Two km east of Mons, at St Symphorien Cemetery, lie the remains of the first and last British casualties of the war. The first was 20-year-old Private John Parr of the Middlesex Regiment, a member of a bicycle reconnaissance team who was killed at Obourg near Mons on 21 August 1914. The last was Private George Ellison of the Royal Irish Lancers, who was killed by a German machine-gun an hour and a half before the Armistice was signalled.

This peaceful and pretty burial site - unusual in being divided into British and German sections - is the final resting place of more than 500 servicemen, including 230 British and 60 who remain unidentified.
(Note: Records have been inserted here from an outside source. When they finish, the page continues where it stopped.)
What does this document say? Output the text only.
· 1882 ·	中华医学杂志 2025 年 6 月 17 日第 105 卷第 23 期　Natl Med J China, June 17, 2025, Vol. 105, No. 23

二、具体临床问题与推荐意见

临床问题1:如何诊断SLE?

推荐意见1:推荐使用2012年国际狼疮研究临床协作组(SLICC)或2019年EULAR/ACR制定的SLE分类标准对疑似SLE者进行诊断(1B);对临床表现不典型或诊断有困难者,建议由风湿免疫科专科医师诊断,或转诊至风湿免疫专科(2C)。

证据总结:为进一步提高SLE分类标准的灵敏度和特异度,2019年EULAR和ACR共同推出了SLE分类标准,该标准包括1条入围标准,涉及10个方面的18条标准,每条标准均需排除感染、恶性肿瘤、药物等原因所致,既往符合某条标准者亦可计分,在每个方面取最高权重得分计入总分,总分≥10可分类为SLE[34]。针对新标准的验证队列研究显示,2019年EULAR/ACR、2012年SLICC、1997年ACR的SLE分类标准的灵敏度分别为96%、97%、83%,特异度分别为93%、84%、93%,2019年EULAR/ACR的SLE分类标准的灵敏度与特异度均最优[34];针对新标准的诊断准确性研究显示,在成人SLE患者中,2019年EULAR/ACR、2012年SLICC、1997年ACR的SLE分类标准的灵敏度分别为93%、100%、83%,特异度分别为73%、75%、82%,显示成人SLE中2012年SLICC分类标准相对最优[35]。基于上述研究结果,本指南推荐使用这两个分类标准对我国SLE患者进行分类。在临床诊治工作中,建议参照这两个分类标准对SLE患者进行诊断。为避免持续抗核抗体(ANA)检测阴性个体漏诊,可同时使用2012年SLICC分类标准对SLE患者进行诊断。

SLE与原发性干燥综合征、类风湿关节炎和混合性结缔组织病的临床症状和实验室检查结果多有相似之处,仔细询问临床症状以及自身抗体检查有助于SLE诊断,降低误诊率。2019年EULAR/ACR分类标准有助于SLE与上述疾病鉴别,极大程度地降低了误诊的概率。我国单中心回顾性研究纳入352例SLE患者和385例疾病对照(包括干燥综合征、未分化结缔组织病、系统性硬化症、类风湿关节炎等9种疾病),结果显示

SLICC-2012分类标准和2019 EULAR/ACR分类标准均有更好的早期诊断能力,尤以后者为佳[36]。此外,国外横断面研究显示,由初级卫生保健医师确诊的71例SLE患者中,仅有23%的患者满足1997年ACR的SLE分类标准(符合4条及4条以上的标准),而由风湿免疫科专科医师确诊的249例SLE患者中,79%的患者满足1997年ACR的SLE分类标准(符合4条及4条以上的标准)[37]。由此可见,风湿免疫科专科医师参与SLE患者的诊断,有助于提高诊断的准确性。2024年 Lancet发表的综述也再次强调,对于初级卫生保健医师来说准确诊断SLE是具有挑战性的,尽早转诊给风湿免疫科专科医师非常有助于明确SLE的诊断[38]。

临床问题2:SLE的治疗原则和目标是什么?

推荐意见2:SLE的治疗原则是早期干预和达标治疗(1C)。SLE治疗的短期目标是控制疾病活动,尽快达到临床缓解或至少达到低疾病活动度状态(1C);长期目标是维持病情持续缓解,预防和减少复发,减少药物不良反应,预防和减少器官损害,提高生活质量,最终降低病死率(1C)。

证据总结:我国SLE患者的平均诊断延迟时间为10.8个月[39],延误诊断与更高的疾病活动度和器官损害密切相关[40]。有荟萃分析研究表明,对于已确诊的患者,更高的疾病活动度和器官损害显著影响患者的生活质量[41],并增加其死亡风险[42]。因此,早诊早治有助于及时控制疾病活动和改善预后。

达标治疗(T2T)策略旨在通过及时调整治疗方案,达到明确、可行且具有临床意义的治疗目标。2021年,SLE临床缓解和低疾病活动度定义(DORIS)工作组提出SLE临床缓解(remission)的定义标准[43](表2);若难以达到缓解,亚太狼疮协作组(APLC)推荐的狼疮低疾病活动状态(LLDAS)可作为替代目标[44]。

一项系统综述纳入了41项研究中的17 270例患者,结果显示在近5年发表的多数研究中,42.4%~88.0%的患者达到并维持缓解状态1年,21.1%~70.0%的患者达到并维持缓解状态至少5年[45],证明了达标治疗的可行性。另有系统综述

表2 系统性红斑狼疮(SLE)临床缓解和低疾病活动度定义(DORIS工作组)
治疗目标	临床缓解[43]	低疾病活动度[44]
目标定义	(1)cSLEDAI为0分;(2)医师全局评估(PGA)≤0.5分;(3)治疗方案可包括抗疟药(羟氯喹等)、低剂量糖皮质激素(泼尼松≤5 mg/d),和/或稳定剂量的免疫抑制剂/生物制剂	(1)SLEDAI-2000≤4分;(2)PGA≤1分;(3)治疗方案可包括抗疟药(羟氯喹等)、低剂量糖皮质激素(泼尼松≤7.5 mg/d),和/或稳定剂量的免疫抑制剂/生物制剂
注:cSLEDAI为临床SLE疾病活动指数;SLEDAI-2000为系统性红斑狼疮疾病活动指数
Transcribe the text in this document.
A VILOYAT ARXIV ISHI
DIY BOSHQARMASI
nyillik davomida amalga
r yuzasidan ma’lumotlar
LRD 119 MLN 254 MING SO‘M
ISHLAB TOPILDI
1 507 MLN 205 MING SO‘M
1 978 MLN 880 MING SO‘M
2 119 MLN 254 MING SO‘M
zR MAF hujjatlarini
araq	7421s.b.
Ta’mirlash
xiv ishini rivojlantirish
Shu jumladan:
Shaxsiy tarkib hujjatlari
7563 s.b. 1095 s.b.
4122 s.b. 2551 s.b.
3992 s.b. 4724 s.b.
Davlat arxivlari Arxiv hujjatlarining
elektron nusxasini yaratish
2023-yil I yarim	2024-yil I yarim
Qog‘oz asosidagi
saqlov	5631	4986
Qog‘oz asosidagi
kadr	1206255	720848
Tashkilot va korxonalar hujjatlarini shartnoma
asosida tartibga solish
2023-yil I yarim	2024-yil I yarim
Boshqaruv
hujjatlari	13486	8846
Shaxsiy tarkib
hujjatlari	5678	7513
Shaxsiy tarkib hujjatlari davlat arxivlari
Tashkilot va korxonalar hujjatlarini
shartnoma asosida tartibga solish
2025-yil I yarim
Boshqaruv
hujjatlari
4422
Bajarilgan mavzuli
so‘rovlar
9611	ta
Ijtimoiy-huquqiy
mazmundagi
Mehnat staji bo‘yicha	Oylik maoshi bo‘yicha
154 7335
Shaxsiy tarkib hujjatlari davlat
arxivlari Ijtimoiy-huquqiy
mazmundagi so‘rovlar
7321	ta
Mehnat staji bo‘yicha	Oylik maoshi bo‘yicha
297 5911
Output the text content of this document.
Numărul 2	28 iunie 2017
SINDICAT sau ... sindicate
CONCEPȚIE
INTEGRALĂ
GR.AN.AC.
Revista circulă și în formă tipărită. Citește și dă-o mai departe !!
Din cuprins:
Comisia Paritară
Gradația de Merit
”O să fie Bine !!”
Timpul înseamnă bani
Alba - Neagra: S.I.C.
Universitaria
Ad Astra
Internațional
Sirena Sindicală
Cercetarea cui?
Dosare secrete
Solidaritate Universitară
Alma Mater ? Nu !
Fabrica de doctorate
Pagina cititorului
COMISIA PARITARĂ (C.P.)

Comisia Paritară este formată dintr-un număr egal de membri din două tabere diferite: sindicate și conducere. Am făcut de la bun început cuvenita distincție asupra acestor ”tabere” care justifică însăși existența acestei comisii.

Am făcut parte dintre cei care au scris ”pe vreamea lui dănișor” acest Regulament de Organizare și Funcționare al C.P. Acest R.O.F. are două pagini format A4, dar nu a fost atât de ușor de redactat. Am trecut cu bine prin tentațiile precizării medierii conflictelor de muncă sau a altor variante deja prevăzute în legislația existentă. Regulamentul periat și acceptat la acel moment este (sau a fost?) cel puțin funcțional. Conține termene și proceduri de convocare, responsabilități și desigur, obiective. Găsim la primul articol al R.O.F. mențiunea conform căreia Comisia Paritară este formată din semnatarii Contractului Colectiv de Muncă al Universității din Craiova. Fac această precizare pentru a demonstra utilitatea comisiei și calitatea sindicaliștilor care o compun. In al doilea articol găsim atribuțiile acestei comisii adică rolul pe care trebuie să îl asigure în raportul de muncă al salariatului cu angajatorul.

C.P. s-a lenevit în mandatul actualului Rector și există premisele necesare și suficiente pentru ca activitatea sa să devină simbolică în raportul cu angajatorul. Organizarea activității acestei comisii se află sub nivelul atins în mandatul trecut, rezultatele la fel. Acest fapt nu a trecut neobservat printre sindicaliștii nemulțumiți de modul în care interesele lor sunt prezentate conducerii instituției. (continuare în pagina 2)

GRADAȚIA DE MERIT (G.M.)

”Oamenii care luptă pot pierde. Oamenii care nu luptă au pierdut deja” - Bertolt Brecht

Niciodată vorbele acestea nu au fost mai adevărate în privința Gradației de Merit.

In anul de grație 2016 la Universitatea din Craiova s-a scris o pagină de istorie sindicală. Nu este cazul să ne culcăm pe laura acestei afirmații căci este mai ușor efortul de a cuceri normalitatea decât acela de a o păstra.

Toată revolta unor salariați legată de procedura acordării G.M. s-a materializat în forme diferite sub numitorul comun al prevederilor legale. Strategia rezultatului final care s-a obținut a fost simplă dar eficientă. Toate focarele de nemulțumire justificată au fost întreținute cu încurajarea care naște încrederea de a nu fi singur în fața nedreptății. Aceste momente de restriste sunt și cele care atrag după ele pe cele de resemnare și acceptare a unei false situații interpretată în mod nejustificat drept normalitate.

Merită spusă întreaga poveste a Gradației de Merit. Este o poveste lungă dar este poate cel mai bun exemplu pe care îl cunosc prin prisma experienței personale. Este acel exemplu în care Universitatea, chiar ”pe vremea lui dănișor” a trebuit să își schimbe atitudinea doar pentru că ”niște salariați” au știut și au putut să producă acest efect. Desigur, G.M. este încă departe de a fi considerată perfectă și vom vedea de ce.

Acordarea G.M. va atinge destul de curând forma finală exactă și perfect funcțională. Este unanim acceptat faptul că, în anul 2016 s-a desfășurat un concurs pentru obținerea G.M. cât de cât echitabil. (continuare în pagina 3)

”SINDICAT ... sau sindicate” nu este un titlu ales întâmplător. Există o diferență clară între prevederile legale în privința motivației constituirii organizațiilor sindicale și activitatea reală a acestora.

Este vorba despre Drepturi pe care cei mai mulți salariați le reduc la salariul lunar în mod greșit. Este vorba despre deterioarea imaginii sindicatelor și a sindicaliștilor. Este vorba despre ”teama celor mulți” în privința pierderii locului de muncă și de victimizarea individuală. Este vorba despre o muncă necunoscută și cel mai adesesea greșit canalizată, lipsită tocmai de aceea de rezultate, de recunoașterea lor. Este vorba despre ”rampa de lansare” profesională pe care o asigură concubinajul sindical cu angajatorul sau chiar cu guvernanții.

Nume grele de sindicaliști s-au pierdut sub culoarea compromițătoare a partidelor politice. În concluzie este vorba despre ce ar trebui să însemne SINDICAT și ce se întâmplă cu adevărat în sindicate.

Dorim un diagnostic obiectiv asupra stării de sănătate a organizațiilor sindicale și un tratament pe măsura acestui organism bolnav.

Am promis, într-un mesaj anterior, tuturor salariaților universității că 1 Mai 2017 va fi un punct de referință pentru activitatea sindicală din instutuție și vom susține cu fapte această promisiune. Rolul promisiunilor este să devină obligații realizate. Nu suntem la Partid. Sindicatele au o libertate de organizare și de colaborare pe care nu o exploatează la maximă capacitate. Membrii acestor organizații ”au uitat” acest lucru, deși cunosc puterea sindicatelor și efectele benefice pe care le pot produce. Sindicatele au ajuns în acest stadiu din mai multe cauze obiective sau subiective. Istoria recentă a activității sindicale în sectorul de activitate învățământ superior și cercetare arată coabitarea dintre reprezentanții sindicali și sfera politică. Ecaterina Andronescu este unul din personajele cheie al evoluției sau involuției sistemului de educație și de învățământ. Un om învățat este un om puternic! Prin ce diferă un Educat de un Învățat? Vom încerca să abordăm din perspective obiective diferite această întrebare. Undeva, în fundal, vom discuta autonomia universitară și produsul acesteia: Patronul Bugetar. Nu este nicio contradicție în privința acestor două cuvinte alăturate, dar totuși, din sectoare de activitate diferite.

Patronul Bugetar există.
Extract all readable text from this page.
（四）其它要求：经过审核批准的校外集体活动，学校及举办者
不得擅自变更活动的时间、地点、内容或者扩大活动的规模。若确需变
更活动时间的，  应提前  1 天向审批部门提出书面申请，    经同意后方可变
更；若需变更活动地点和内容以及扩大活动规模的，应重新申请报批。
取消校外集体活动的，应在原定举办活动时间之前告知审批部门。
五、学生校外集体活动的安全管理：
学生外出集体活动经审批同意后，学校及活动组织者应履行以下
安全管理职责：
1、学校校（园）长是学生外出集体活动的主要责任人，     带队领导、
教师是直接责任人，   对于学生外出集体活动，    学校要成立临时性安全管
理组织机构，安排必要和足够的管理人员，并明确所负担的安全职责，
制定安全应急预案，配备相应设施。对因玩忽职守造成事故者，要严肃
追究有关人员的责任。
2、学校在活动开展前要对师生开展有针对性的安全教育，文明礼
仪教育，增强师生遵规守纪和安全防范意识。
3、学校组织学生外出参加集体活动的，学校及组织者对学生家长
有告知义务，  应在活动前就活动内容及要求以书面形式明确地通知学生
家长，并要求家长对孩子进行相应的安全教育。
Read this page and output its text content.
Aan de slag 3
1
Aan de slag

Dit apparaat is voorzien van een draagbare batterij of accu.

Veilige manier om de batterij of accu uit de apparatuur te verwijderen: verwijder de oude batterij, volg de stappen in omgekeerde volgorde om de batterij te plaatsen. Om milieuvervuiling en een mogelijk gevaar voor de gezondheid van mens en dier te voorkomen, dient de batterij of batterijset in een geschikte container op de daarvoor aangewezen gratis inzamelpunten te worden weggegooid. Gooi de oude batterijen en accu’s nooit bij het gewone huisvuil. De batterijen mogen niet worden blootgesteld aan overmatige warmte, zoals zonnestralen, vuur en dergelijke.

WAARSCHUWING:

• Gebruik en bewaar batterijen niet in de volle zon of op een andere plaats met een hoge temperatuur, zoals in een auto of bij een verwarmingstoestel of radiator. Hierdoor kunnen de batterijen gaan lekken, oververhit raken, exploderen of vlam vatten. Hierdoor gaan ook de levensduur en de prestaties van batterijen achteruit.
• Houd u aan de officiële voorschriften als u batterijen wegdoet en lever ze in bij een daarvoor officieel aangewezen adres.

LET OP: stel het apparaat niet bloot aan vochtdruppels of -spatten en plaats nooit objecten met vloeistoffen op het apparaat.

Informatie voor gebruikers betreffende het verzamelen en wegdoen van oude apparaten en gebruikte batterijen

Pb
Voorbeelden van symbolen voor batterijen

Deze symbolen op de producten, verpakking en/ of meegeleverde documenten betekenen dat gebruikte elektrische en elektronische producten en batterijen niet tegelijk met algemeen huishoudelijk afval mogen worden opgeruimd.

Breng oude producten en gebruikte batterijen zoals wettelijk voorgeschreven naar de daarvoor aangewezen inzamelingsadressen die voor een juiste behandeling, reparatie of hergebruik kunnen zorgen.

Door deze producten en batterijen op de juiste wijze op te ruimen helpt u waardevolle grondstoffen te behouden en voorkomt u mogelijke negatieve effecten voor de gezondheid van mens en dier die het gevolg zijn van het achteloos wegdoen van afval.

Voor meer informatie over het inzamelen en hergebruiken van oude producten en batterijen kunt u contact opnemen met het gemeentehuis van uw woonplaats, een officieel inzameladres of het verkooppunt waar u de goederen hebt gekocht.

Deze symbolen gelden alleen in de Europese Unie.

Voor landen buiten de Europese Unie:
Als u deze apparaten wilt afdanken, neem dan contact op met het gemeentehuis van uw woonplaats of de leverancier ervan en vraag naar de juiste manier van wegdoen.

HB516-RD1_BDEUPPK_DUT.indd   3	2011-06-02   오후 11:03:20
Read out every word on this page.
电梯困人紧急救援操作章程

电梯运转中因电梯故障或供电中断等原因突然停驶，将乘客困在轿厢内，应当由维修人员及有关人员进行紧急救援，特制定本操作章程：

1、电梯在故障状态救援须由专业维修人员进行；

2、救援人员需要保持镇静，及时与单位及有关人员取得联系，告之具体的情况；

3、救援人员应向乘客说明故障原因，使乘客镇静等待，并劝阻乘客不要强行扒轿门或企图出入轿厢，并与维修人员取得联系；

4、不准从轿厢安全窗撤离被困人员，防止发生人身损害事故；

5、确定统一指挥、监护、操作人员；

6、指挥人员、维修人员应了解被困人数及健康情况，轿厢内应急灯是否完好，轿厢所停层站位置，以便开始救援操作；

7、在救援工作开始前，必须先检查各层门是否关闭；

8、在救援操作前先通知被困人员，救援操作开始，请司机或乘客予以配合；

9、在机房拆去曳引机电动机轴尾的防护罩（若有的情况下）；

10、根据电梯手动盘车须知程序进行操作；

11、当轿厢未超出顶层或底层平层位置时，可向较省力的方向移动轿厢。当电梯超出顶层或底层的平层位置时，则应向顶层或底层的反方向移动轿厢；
On the outskirts of Mons, a small communal cemetery in the village of Nouvelles contains a microcosm of World War I from the British perspective. There are nine white headstones. Five of the graves were dug at the start of the war, in August 1914. The remaining four stones, arranged in line, mark the graves of a soldier from each of England, Scotland, Northern Ireland and Wales – all of whom died on Armistice Day.

The George Price memorial

©  George Lawrence Price

A memorial in honour of George Price, the 25-year-old Canadian private who was shot just two minutes before the ceasefire was signalled and weapons were laid down at 11:00 am on 11 November 1918, can be found in Le Roeulx, by the bridge where he lost his life. Artist Sylvain Patte designed this tribute after seeing a piece of cloth having been worn by the hero on the last day of his life, stained with blood. He therefore titled his tear-shaped sculpture, placed on an angular base with geometric effect Impact: from a bullet to blood and sadness.

The angels of Mons

Mons is rightly proud of the curious coincidence that saw it staging both the first and last Allied engagements of World War One – and the numerous legends that go with it, from the award of the first VCs to the ghostly apparition known as the Angels of Mons, who appeared in the sky and are said to have saved the British troops by enabling them to retreat virtually unscathed from a hopeless position.